JAMA Ophthalmol
More evidence that GLP-1 RA use ups the risk of optic nerve damage
August 5, 2025

Study details: A case-control study used MarketScan data (2006–2022) to assess the association between GLP-1 RA exposure and nonarteritic anterior ischemic optic neuropathy (NAION). Adults with NAION (n=65,612) were matched with up to 10 controls (n=641,751) by age, insurance year, and history of T2DM or obesity. GLP-1 RA exposure was categorized by ever-use and duration (1, 2, or ≥3 years) of dulaglutide, liraglutide, semaglutide, or exenatide.
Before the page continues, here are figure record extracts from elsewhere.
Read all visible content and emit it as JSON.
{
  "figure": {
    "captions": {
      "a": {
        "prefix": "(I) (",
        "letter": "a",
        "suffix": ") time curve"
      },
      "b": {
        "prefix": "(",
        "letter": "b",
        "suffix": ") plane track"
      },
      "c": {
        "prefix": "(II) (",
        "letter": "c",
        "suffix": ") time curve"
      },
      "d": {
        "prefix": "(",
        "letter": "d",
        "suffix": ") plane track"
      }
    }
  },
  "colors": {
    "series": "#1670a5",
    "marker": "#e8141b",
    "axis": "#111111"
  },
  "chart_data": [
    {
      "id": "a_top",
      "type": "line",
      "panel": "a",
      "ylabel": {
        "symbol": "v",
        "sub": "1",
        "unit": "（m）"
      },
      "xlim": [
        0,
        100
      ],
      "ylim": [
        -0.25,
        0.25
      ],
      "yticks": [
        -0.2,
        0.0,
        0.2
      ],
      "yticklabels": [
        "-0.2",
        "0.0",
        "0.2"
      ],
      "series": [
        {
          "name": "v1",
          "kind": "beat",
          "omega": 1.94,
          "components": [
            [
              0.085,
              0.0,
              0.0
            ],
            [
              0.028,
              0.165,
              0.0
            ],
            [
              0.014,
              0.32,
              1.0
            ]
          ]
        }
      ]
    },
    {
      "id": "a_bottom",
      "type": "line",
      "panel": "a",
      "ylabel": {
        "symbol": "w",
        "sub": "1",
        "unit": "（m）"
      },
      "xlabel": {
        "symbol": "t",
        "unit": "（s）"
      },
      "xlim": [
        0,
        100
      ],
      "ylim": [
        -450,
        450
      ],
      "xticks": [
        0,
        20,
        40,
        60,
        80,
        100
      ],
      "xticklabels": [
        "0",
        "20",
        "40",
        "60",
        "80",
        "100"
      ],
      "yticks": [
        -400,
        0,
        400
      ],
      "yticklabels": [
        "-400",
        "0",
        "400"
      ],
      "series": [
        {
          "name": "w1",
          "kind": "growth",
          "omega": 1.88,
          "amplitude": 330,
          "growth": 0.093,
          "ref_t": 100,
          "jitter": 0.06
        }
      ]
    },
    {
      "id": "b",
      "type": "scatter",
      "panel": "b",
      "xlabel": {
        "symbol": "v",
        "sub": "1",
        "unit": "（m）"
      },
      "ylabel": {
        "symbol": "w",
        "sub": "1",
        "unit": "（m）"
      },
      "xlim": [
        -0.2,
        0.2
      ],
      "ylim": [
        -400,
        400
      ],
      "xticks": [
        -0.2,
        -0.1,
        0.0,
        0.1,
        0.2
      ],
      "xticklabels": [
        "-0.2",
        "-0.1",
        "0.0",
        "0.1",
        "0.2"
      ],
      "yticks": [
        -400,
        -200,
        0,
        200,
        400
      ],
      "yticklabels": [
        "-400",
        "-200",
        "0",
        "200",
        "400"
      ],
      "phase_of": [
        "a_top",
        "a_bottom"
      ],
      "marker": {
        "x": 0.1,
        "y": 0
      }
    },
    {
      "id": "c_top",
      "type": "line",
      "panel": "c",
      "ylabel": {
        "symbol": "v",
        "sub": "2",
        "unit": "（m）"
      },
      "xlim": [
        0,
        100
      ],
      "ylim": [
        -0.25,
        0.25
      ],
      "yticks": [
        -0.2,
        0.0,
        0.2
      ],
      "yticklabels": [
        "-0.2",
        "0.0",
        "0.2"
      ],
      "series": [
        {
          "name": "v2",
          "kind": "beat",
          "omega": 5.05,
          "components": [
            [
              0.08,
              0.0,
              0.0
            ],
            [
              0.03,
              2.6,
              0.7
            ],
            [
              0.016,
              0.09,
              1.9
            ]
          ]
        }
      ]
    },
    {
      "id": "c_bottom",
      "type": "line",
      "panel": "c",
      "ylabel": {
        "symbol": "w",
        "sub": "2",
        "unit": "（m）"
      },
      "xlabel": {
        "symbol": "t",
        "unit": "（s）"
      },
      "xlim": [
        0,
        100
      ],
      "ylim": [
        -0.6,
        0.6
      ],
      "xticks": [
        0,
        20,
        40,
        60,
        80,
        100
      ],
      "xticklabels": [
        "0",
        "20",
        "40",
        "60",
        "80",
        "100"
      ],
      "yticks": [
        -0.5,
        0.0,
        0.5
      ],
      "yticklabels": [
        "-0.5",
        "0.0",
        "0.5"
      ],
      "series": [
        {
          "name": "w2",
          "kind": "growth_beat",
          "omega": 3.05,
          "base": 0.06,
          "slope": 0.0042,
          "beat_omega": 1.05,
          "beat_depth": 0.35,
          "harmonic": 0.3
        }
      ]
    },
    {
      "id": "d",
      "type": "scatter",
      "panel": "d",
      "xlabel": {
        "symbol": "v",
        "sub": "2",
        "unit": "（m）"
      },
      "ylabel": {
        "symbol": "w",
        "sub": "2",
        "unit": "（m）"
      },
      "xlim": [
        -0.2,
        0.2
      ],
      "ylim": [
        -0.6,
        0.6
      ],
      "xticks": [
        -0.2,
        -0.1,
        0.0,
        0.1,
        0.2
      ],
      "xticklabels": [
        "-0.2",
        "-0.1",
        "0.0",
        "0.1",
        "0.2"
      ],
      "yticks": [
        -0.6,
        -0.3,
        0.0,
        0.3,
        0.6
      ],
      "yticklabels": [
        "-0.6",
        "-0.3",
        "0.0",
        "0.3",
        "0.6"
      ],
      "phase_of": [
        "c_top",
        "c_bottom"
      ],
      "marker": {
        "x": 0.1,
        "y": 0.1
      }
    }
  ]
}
Results: Any GLP-1 RA use was associated with a 19% increased odds ratio (OR) of NAION in the first year. Among patients without T2DM or obesity, GLP-1 RA use was associated with a twofold increase in NAION risk, with liraglutide showing the strongest association (OR 2.32; 95% CI, 1.04–5.20). Semaglutide use among patients with T2DM was associated with a 24% increased odds (95% CI, 0.93–1.66).
Clinical impact: GLP-1 RA therapy may be associated with an increased risk of NAION, particularly in patients with obesity. Consider ophthalmologic evaluation for at-risk individuals and weigh the therapeutic benefits against rare but serious ocular risks.